Before the big social media platforms went public, of course, they were all about the user. They courted new users, made everything free, and generally focused on creating innovative new features. But after platforms like Facebook and X (formerly Twitter) went public, they began to answer to their shareholders, and these shareholders expected them to turn a profit. So the focus shifted to bringing in advertising dollars and monetizing the user experience.
The current situation
Which brings us to where we are today. Users are tired of being monetized, and they are tired of having to answer to the algorithm. On top of all that, new concerns about privacy and censorship have made many users ready to jump ship and explore new platforms. As a result, we’ve seen the recent launch of new social networks that claim to address the problems found in platforms such as Facebook. If you’re tired of political censorship on social media, for example, you now have platforms such as Gab and Truth Social.
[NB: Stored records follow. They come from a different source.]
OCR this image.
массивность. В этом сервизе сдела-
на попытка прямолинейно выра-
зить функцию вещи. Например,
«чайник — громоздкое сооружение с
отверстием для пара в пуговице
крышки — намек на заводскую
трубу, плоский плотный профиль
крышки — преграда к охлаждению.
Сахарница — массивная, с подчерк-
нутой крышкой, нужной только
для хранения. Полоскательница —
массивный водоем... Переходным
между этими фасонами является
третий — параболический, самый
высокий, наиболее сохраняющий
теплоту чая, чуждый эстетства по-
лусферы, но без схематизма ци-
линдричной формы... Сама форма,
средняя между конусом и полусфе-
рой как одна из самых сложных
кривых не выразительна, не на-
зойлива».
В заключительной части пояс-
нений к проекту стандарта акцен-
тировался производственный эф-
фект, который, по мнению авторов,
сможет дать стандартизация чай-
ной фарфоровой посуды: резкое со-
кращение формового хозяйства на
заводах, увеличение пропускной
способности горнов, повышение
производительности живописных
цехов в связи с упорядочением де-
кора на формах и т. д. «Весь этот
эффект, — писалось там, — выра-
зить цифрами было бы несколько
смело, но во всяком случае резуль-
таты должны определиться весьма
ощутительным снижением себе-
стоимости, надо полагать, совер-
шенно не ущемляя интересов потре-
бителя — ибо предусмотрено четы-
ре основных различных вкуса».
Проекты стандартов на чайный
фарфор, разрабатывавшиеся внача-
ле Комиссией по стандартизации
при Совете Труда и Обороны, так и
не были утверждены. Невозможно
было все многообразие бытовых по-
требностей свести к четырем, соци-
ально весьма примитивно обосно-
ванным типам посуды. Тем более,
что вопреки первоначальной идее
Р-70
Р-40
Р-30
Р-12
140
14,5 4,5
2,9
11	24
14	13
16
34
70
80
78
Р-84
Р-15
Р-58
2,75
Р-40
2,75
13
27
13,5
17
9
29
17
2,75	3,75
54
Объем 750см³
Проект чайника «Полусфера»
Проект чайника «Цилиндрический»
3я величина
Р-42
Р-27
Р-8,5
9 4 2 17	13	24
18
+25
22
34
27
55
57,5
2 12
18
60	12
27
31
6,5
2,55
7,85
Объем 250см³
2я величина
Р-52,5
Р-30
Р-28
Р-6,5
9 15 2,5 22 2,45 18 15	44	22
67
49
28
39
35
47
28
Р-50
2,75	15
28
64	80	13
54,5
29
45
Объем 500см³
One place to see the debate over consumers and advertisers playing out is at Twitter, now known as X after a controversial rebrand earlier this year. Twitter’s new owner, Elon Musk, is making wholesale changes both to the consumer-facing side of the platform, as well as the advertiser-facing side of the platform. For users, he is bringing in new changes to the core algorithm, new subscription tiers with premium services, and new changes in the overall user experience. For advertisers, he has appointed a new CEO, Linda Yaccarino, with years of working closely with top brands. What has yet to be determined, of course, is which side – the consumer-facing side or the advertiser-facing side – ultimately becomes more important to the future success of X.
Are users or advertisers more important?
At the end of the day, social media platforms are businesses. They exist to make a profit, and the only way they can currently do that today is by aggregating as many users as possible, keeping them on the platform as long as possible, and then monetizing them via advertising.
The big hope is that the emergence of new business models will help to create a better balance between the needs of users and advertisers. New subscription-based models, for example, may help to reduce the dependence of big social media platforms on advertising. And that will free them up to focus more on the overall user experience.
Moreover, technological change may provide further help in addressing the current imbalance between users and advertisers. Using blockchain technology, for example, it might be possible to create new forms of decentralized social media. Instead of being controlled by huge tech companies in Silicon Valley, they would instead be controlled by their users. As a result, individual users would have much more control over their own personal data, instead of having this data sold to the highest bidder online.
Whatever happens next, the lessons of the past few years are clear. Social media platforms that forget about the user and only focus on the money are not going to be successful.